A very large percentage of the NHL’s revenue (arguably as much as a third of it) comes from its Canadian franchises, so if you limited yourself to American business, there is a much stronger argument for putting NCAA football ahead of it. However, it’s a big deal; a lot of people attend the games and they pay a lot of money to do so. The popularity of the NHL is being seriously underestimated here; it is a sport that commands a lot of fans paying premium prices in person. As has been pointed out, it’s catching up to the NBA. Revenues have gone up every year even through the recession, which is kind of remarkable.

[QUOTE=Barkis is Willin’]
so I guess I’m most curious about Canada. Is it hockey…giant gap…baseball? Football? Curling?
[/QUOTE]

Hockey occupies spots 1 through 10. There is no sport in America as important to Americans as hockey is to Canadians, not even close. You could construct an argument that there is no country in the world with a sport more important to them than hockey is to Canadians.
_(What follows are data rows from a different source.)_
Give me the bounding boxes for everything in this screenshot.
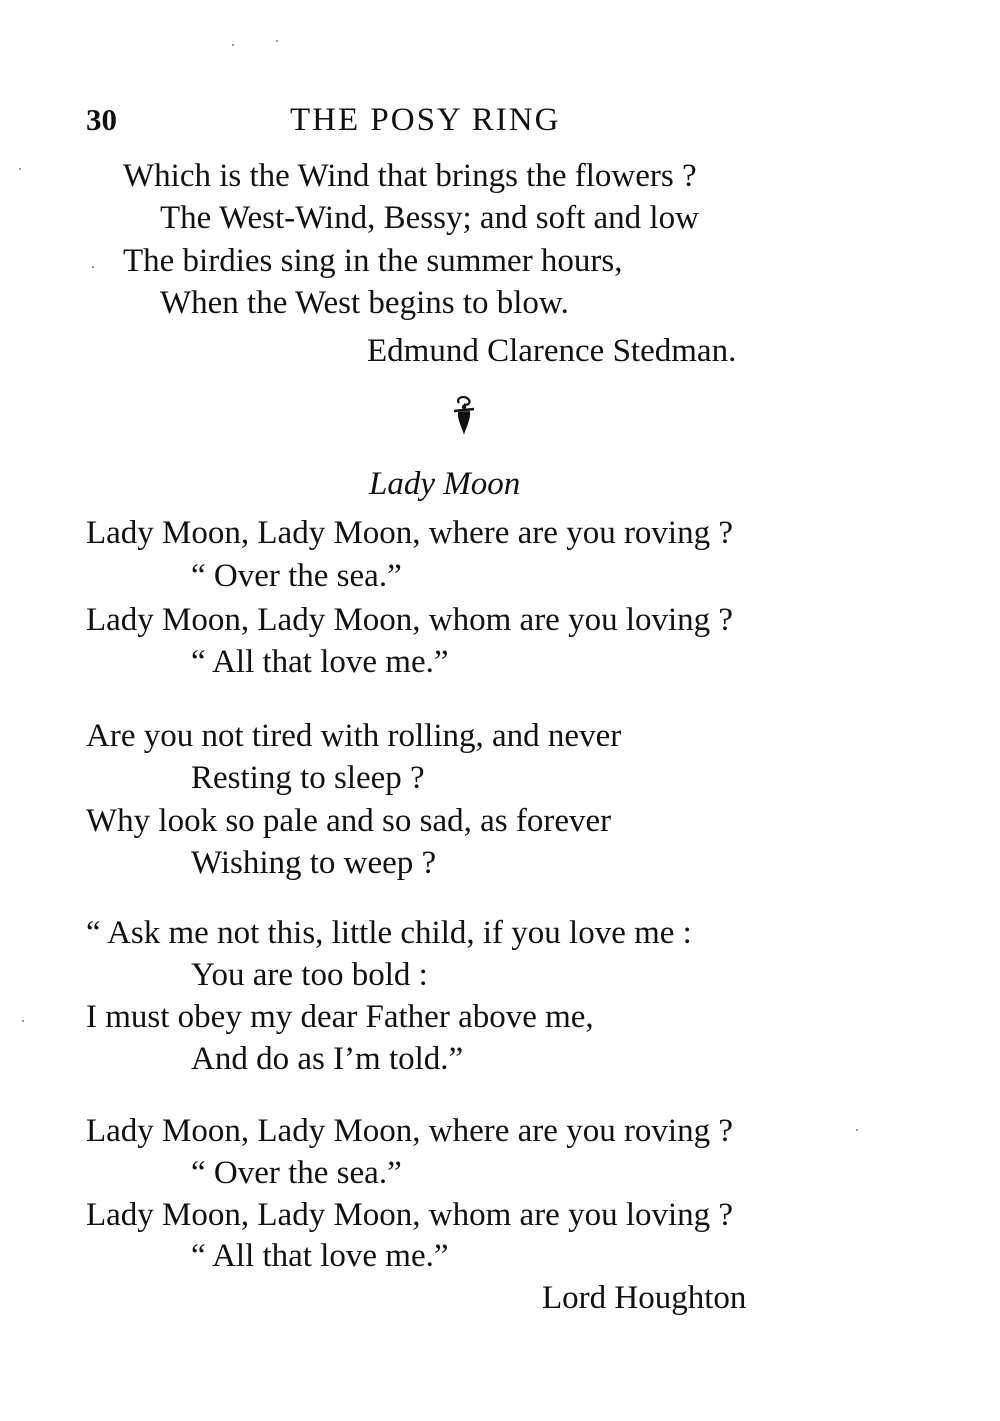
poem-line: “ All that love me.” — [191, 644, 449, 680]
scan-speck — [856, 1129, 858, 1131]
poem-line: “ All that love me.” — [191, 1238, 449, 1274]
poem-line: You are too bold : — [191, 957, 428, 993]
poem-line: Wishing to weep ? — [191, 845, 437, 881]
poem-line: When the West begins to blow. — [160, 285, 569, 321]
poem-line: Are you not tired with rolling, and never — [86, 718, 622, 754]
poem-line: Resting to sleep ? — [191, 760, 425, 796]
scan-speck — [232, 44, 234, 46]
poem-line: “ Over the sea.” — [191, 558, 402, 594]
poem-title: Lady Moon — [369, 466, 521, 502]
poem-line: Lady Moon, Lady Moon, whom are you loving ? — [86, 1197, 734, 1233]
page-number: 30 — [86, 102, 117, 137]
poem-line: I must obey my dear Father above me, — [86, 999, 594, 1035]
poem-line: The birdies sing in the summer hours, — [123, 243, 623, 279]
poem-line: “ Ask me not this, little child, if you love me : — [86, 915, 692, 951]
scan-speck — [19, 168, 21, 170]
scan-speck — [22, 1020, 24, 1022]
fleuron-ornament-icon — [449, 395, 479, 439]
page-header — [86, 100, 686, 144]
poem-line: Lady Moon, Lady Moon, where are you roving ? — [86, 515, 733, 551]
poem-author: Edmund Clarence Stedman. — [367, 333, 737, 369]
poem-line: Why look so pale and so sad, as forever — [86, 803, 612, 839]
poem-line: The West-Wind, Bessy; and soft and low — [160, 200, 699, 236]
scan-speck — [92, 266, 94, 268]
poem-line: Which is the Wind that brings the flowers ? — [123, 158, 697, 194]
poem-line: Lady Moon, Lady Moon, where are you roving ? — [86, 1113, 733, 1149]
poem-line: Lady Moon, Lady Moon, whom are you loving ? — [86, 602, 734, 638]
scan-speck — [276, 40, 278, 42]
poem-line: “ Over the sea.” — [191, 1155, 402, 1191]
running-title: THE POSY RING — [290, 102, 561, 138]
poem-line: And do as I’m told.” — [191, 1041, 464, 1077]
poem-author: Lord Houghton — [542, 1280, 747, 1316]
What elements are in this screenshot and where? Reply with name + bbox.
After that the popularity of sports as a spectator event depends on where you are. In Toronto, it obviously is baseball, where there is a major league team owend by a media giant and they’re all over the place, but that is something no other place in Canada has. Although the Blue Jays own territorial rights over all of Canada and do have a lot of fans from across the country by virtue of being Canadian, the great majority of their support in any practical sense comes from Toronto and souther Ontario. So, outside of Toronto it’s football in a clear #2 spot; the CFL is quite popular and the NFL is also very closely followed. (Toronto’s football team is not especially popular and is a second rate attraction next to the baseball team.)

After that it’s a grab bag. Toronto has the Raptors, who are an NBA team, sort of, but again nobody else has a team. University sports aren’t a big deal in Canada. I guess technically soccer would be next just because Canada has three pro teams but it’s still a niche sport. Really, in most of Canada it’s HOCKEY and football, except in Toronto where it’s HOCKEY, baseball, and football.

People don’t go to see curling, funny thought that would be, unelss their hometown happens to be holding the national championships. It’s fun and all and curlers like to watch the championships on TV but it’s not a serious thing.

I know you said it depends on the source for the NCAA numbers, but ESPN actually has a pretty good breakdown.

I copied and pasted the top 40 universities into excel to get a total revenue of:
$3,166,695,386
…which is basketball and football combined.

According to a different site, it looked like NCAA basketball brought in about 25% of what NCAA football does.

Regardless, I know hockey is the biggest thing going in Canada. But here in the US it seems like a 2nd class sport. Is it not at all troubling that nearly as many people are watching Cupcake Wars as the Stanley Cup Finals?